Nothing in src/ touches node:* APIs — base64 uses btoa/atob, crypto is pure-JS @noble/* — so the same build runs unmodified in a browser or any other Web-API runtime:

<script type="module">
  import { verify, isOk, loadsStrict } from 'https://esm.sh/attest-verifier'

  const envelopeBytes = new Uint8Array(await (await fetch('/receipt.attest.json')).arrayBuffer())
  const trustData = loadsStrict(new Uint8Array(await (await fetch('/issuer-manifests.json')).arrayBuffer())) as any

  const result = verify(envelopeBytes, {
    manifests: trustData.manifests,
    provenance: trustData.provenance,
    chains: trustData.chains ?? {},
  })

  document.body.textContent = isOk(result) ? 'valid' : `rejected: ${result.errors.join(', ')}`
</script>

Conformance

npm test -- conformance

This runs test/conformance.test.ts, which discovers every leaf directory under docs/spec/vectors/ (any directory containing an expected.json, walked recursively so multi-part vectors like 07-unicode-canon/a-... and 17-binding-proven/b-... are included), feeds each vector's envelope bytes, trust store, revocation view, and disclosure through this package's verify(), and asserts the result matches expected.json — exact match on signature/schema/trust, exact match on revocation/binding/ok when the key is present, exact list match on errors/warnings when present, and substring containment for errors_contains/warnings_contains.
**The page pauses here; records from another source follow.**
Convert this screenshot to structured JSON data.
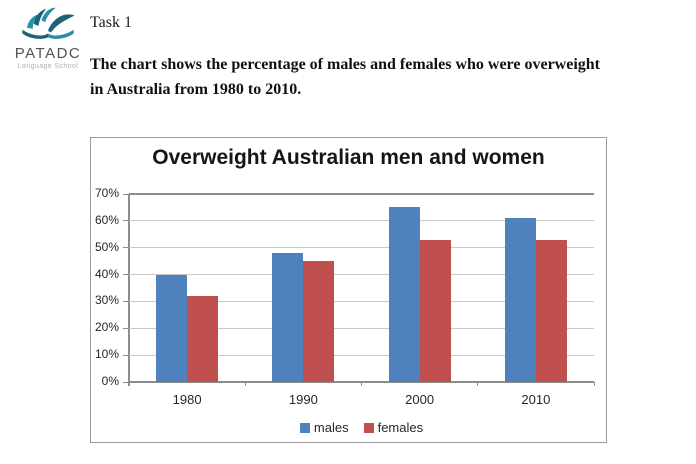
{
  "logo": {
    "name": "PATADC",
    "subtitle": "Language School",
    "icon": "open-book-with-leaves",
    "color_teal": "#2A8FA4",
    "color_teal_dark": "#1C6579"
  },
  "task": {
    "title": "Task 1"
  },
  "description": {
    "lines": [
      "The chart shows the percentage of males and females who were overweight",
      "in Australia from 1980 to 2010."
    ]
  },
  "chart_data": {
    "type": "bar",
    "title": "Overweight Australian men and women",
    "categories": [
      "1980",
      "1990",
      "2000",
      "2010"
    ],
    "series": [
      {
        "name": "males",
        "color": "#4F81BD",
        "values": [
          40,
          48,
          65,
          61
        ]
      },
      {
        "name": "females",
        "color": "#C0504D",
        "values": [
          32,
          45,
          53,
          53
        ]
      }
    ],
    "xlabel": "",
    "ylabel": "",
    "ylim": [
      0,
      70
    ],
    "ytick_step": 10,
    "ytick_labels": [
      "0%",
      "10%",
      "20%",
      "30%",
      "40%",
      "50%",
      "60%",
      "70%"
    ],
    "grid": true,
    "legend_position": "bottom"
  }
}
These are the same match rules the Python reference implementation's tests/test_vectors.py applies to the identical vector files. A guard test asserts at least 23 leaves are discovered, so a loader bug that silently skips vectors fails loudly instead of passing on a truncated set.

Passing every vector in docs/spec/vectors/ — reproducing every expected.json exactly, with zero vectors skipped — is the definition of attest v0.1 conformance for this implementation. Run npm test for the full suite (parser, canonicalization, Ed25519, manifests, revocation, commitment, schema, and this conformance runner together).